At the end of the day, I agree with the basic point of Blahous, which is that ACA, should it stand, is spending potentially available budget savings which we will need for other purposes.  I also would argue, though I do not have space to do so here, that this has become standard practice in American politics, with Democrats too.

Here are some choice words from Steven Rattner, who worked at Treasury under Obama:

Given that context, the government’s accounting practice — counting $748 billion of cost savings and $259 billion of revenue increases toward both Medicare and the cost of the Obama plan — is particularly troubling. Moreover, this problem is largely hidden from public view.

Under Washington’s delusional rules, budget crunchers in both the White House and Congress credit this $1 trillion twice: once in calculating that the care law will generate more revenues than costs, and again in concluding that the Obama plan will chip away at the Medicare problem.

You can argue that Rattner isn’t quite correctly describing CBO procedures in his piece, but on the economic and causal arguments he, like Blahous, is essentially correct.

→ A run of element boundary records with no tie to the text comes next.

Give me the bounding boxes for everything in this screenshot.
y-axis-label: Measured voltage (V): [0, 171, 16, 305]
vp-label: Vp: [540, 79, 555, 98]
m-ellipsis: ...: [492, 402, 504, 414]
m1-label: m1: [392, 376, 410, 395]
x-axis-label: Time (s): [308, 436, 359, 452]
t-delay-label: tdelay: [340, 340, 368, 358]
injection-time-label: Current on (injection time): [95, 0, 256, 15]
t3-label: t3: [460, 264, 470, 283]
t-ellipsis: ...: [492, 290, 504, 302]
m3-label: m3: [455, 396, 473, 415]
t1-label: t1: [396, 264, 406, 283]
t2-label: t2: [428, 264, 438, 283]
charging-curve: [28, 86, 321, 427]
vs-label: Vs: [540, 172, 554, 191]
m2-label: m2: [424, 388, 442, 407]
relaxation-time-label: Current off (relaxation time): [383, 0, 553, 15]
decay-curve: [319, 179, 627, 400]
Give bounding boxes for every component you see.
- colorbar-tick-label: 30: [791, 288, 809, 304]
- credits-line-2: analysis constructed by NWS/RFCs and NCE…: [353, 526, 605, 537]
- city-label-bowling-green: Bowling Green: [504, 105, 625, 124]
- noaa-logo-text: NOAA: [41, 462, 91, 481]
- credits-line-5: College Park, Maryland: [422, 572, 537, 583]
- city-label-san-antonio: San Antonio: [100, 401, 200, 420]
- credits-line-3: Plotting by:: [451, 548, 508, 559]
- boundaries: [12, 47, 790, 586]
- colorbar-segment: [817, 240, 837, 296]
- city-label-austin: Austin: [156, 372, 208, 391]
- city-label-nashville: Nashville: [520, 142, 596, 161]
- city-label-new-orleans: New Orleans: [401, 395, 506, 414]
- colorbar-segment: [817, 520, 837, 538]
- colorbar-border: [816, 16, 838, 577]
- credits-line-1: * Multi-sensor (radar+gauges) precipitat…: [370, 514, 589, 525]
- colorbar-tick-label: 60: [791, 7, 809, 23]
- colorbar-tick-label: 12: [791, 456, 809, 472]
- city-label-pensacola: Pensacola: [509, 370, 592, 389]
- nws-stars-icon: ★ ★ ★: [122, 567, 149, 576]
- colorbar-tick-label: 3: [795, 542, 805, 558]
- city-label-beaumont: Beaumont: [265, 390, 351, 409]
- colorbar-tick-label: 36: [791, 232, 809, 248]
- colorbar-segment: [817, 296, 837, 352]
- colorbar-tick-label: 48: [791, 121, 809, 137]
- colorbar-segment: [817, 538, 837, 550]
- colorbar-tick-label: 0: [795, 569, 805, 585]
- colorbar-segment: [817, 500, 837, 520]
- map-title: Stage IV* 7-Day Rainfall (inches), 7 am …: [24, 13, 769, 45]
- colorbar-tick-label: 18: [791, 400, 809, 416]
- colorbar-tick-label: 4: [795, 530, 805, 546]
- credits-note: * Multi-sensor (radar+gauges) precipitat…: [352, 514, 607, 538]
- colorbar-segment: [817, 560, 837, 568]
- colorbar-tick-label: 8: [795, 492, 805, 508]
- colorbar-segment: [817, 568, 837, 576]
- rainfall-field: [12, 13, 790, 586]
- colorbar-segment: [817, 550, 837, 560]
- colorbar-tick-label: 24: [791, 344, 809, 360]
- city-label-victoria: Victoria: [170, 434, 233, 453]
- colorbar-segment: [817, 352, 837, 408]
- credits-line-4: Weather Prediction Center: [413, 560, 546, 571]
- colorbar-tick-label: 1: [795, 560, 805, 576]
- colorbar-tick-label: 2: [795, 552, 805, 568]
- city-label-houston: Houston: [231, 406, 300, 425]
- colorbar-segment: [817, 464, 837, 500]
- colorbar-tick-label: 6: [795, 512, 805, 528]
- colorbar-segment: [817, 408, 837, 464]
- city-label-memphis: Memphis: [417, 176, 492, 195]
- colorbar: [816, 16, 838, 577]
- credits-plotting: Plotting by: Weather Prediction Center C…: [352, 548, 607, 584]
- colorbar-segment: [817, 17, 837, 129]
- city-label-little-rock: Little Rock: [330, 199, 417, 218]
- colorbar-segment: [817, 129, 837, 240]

At the end of the day, economic models do not use a “relative to baseline” framework.  The effect of “Delta G,” “Delta T,” or any other variable, depends on realized and expected values of that variable and others, and not that the size of that variable relative to what other people are proposing.  As I mentioned above, “relative to baseline” does have legitimate bureaucratic and accounting uses.  But we should not let it blind us to a) the divorce of that mode of reasoning from traditional economics, b) the likely unsustainability of our current fiscal path, and c) that the actual reality of ACA and other policies that we are spending “cost savings” as soon as we create them or even sooner.

Addendum: I am happy to call out the various Ryan budget proposals as unworkable fiscal disasters, most of all on the revenue side.  I also refused to endorse the 43 Bush “tax cuts” at the time, though I was sent one of those pieces of paper to sign.  No point in throwing the “Team Republican” charge, which in any case disrupts discourse rather than advancing it.